Another area of interest for Bell was the increase in dental caries. In 1950, Bell and her friend Dr Lucy Wills spend eight weeks in Fiji and Samoa to investigate nutritional reasons for tooth decay in the local populations there. Two years later she spent a sabbatical at Harvard University where she researched the effects of fluoridated water. As a result of her research, she returned to New Zealand to campaign for fluoridation. She was successful and from 1958 was a member of the Fluoridation Committee of the Department of Health.
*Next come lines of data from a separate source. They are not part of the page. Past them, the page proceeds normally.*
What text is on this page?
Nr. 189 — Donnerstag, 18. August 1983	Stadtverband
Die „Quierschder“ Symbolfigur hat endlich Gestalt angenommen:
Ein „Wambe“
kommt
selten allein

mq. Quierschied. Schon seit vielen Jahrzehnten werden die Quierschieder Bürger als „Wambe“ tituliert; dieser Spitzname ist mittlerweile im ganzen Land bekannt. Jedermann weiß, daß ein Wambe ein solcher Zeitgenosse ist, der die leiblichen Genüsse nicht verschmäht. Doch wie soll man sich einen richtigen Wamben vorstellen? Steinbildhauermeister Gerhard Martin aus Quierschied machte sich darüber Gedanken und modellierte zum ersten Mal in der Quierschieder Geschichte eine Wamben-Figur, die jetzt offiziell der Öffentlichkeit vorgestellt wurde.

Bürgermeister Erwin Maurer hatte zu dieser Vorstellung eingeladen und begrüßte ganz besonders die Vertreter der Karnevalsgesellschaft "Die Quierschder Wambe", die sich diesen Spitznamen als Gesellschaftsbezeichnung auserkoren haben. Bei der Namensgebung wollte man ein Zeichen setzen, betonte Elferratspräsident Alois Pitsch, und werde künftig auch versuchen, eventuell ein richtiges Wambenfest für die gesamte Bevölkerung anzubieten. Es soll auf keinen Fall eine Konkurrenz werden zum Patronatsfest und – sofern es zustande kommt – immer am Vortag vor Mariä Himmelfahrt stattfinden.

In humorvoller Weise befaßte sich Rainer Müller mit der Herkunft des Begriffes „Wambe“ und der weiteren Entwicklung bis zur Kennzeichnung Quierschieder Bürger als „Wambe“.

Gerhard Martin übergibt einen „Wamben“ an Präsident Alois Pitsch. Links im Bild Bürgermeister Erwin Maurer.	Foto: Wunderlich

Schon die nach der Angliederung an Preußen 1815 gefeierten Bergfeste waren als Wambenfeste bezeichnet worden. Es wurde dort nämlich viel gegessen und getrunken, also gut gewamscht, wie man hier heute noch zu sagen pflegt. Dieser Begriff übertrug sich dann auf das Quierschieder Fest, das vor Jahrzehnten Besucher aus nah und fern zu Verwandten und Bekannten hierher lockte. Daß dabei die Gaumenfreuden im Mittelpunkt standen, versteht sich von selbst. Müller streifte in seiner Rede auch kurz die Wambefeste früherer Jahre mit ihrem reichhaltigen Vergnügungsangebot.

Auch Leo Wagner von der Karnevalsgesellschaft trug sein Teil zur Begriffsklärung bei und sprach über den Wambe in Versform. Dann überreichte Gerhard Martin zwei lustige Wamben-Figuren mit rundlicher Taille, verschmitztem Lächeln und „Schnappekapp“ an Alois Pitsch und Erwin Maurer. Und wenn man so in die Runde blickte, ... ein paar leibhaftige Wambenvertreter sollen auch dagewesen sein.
After her retirement in 1964, Bell continued to take an interest in nutritional studies. She remained active on the Milk Council until her death, and when she died on 2 May 1974, she had been working on an article on the karaka berry.

==Personal life==
Bell was married twice: first to James Saunders, from 1928 to his death in 1940; and secondly to Alfred Hefford, from 1942 to his death in 1957.

==Recognition==
- 1938–1940 – Vice-president of the Dunedin Branch of the New Zealand Medical Women's Association
- 1940–1945 – President of the Dunedin Branch of the New Zealand Medical Women's Association
- 1941 – a Fellow of the New Zealand Institute of Chemistry
- 1952 – a Fellow of the Royal Society of New Zealand
- 1959 – a Fellow of the Royal Society of Medicine
- 1959 – a Fellow of the Royal Australasian College of Physicians
- 1959 – awarded Commander of the Order of the British Empire
- 1966 – honorary member of the New Zealand Nutrition Society
- 1968 – awarded an honorary doctorate by the University of Otago
The Nutrition Society of New Zealand holds an annual Muriel Bell Memorial Lecture.

==Legacy==
In 2017, she was selected as one of the Royal Society of New Zealand's "150 women in 150 words". Bell's personal papers, stored at the Hocken Collections of the University of Otago, were inscribed on the UNESCO Memory of the World Aotearoa New Zealand Ngā Mahara o te Ao register in 2019.